There's a pretty big part of me that enjoys bucking tradition. (I had a pirate-themed wedding at a bowling alley for goodness' sake). But I do understand the comfort it brings. I understand feeling as though you're continuing something that people long before you also did but I think there a ways to honor tradition while being yourself. The year my great-grandmother died, I was determined to make her chicken and dumplings for our family's Christmas gathering. Everyone, and especially my father, looked forward to dumplings and I didn't want to disappoint them. I remember in the months before she died, asking her to show me how to make them. She stood with her walker against the counter, shouting out instructions. She smiled at my horror when I was tasked with deboning a chicken. Being a part of the ritual of learning her recipes, of putting them into practice when she was no longer able to, was a sacred experience. So, I understand why meditation and prayer and similar rituals are powerful and comforting.

When I was in middle school, my mom started Christmas morning with Pillsbury orange danishes. Each year, we'd ask her if we could have the danishes for Christmas breakfast. We had them other times, too, but it was particularly part of our Christmas tradition. When my brother was in college and visiting for the holidays, he said something about looking forward to orange danishes. My mother had forgotten about it, so I went to the grocery store on Christmas Eve to get the orange danishes so we'd have them Christmas morning. My brother takes his traditions seriously, and many them seem to revolve around food.

After moving to the Midwest, I used my breaks between semesters to visit my family so there were some Thanksgivings and Christmases that I didn't spend with M. Although lately, we spend Christmas together because the times we didn't made me pretty miserable. But no matter what else is going on, we've always managed to spend July 4th together and watch fireworks. I love fireworks. I love how they make me feel like a little kid. When I worked at Disneyworld there was a firework show every night. And each night, (if I was working) I’d walk outside and stand with my fellow employees and watch the show. Disney fireworks were spectacular explosions of colors, unexpected combinations, designs. There seemed to be a stillness in me as I watched the fireworks. That time in my life was extremely tumultuous and chaotic. But during the firework show things quieted. One of my favorite Disney fireworks experience was during Christmas. The gang of people with whom I lived and worked went to Epcot. Our time together was ending; we were missing our family at the holidays and we had nothing else to do. We had dinner at an Italian place inside Epcot and then stuck around for the fireworks. They were amazing. They spelled Merry Christmas and Happy Holidays in the air. They lit up the night and seemed to fall into the water as they faded. I remember the vibrant colors, shades I never imagined fireworks could be.
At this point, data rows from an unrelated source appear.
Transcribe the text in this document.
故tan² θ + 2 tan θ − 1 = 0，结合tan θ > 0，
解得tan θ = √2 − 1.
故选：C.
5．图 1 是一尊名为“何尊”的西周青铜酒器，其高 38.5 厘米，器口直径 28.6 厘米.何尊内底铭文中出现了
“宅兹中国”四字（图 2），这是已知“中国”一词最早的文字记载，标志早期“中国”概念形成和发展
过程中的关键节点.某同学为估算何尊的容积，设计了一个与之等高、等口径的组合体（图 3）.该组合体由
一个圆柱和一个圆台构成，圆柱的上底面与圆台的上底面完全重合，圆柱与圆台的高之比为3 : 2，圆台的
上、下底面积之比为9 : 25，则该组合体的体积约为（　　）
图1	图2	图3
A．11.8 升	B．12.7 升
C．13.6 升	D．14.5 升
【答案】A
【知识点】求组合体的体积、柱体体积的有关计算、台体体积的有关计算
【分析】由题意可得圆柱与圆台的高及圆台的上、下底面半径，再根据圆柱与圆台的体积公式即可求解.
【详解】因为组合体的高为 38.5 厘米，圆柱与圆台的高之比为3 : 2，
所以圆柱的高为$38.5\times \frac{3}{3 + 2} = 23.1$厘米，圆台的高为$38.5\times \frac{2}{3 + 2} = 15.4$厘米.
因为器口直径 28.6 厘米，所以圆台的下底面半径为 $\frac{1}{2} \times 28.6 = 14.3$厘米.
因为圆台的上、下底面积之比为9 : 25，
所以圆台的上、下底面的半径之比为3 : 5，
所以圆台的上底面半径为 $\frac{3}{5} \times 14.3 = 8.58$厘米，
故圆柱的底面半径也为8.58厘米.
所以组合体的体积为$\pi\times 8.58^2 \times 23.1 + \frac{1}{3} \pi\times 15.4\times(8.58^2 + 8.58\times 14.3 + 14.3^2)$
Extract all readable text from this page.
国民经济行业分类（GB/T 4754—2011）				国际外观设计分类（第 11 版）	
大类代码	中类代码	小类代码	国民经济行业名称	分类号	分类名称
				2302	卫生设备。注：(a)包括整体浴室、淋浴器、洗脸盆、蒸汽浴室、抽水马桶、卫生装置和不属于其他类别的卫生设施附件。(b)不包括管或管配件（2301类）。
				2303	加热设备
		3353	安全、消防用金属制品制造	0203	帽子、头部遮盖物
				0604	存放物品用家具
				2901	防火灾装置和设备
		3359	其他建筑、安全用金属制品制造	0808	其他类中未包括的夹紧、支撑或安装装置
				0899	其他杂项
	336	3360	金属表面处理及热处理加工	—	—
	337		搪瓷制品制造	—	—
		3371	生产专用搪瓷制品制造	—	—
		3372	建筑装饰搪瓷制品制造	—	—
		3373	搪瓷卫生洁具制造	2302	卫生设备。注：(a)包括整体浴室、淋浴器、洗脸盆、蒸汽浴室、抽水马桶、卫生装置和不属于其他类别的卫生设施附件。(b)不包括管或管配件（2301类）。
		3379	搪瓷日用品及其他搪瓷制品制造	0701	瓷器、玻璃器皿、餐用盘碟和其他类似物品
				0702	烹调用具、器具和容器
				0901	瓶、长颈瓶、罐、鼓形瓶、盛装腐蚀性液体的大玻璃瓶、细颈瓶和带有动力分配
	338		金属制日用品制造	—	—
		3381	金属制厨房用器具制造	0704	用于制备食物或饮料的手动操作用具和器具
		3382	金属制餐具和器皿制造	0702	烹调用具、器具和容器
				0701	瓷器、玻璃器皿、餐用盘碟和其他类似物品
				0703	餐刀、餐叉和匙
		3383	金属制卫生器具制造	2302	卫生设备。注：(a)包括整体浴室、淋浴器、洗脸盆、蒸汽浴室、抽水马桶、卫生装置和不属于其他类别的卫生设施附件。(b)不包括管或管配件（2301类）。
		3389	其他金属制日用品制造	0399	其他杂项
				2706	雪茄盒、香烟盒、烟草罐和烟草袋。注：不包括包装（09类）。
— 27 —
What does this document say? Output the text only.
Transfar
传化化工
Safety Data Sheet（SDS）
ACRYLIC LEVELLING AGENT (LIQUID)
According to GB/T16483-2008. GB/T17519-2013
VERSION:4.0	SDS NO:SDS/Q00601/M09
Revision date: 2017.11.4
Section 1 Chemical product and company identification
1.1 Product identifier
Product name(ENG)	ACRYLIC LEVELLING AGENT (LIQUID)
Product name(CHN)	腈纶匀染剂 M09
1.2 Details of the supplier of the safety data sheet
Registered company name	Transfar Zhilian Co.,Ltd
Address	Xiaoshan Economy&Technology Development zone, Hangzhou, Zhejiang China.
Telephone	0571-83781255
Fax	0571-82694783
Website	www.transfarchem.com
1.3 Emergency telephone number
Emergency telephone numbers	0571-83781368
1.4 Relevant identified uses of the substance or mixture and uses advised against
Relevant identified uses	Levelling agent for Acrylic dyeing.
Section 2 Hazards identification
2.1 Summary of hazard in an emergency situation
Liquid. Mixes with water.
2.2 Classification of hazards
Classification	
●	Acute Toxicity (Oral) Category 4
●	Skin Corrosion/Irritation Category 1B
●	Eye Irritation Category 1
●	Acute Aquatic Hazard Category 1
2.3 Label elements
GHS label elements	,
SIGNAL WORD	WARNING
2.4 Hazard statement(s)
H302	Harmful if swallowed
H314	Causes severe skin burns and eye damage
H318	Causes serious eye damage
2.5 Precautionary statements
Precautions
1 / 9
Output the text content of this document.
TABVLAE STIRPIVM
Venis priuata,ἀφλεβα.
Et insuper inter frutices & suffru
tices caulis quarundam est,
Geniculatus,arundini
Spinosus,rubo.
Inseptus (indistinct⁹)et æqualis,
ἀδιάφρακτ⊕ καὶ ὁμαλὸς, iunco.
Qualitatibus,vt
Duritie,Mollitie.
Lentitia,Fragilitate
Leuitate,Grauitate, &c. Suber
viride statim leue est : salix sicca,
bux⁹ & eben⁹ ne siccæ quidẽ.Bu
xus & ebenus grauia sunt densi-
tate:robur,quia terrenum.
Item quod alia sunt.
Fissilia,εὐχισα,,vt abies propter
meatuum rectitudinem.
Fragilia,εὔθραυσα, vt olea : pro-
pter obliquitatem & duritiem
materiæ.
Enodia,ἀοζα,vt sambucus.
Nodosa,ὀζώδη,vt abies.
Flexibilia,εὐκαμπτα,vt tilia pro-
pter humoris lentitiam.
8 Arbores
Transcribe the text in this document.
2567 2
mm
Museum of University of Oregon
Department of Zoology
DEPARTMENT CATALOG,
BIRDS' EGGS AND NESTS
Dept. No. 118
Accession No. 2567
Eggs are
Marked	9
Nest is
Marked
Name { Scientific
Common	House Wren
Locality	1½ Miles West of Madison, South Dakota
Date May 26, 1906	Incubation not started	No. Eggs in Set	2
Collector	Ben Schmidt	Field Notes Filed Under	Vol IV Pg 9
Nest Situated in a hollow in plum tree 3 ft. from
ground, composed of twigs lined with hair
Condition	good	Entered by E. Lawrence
Deep blues and purples, bright tangerines, greens. I loved the patterns and tried naming each one, starburst, silly swirls, curling wonder, but they came too quickly into the sky and then disappeared.

M and I have watched many fireworks displays throughout the 11 years we've been together. Each year, I look forward to spending that time together, and ultimately no matter what the tradition is, I think the people you share it with are really what makes it.

Holidays seem to give us many traditions. There are Christmas traditions I especially like: watching Charlie Brown's Christmas and drinking hot chocolate, driving around looking at Christmas lights, getting new pajamas, but I've also allowed for holiday traditions (and others) to evolve because when you join someone else's family, you embrace their traditions, too, or create your own.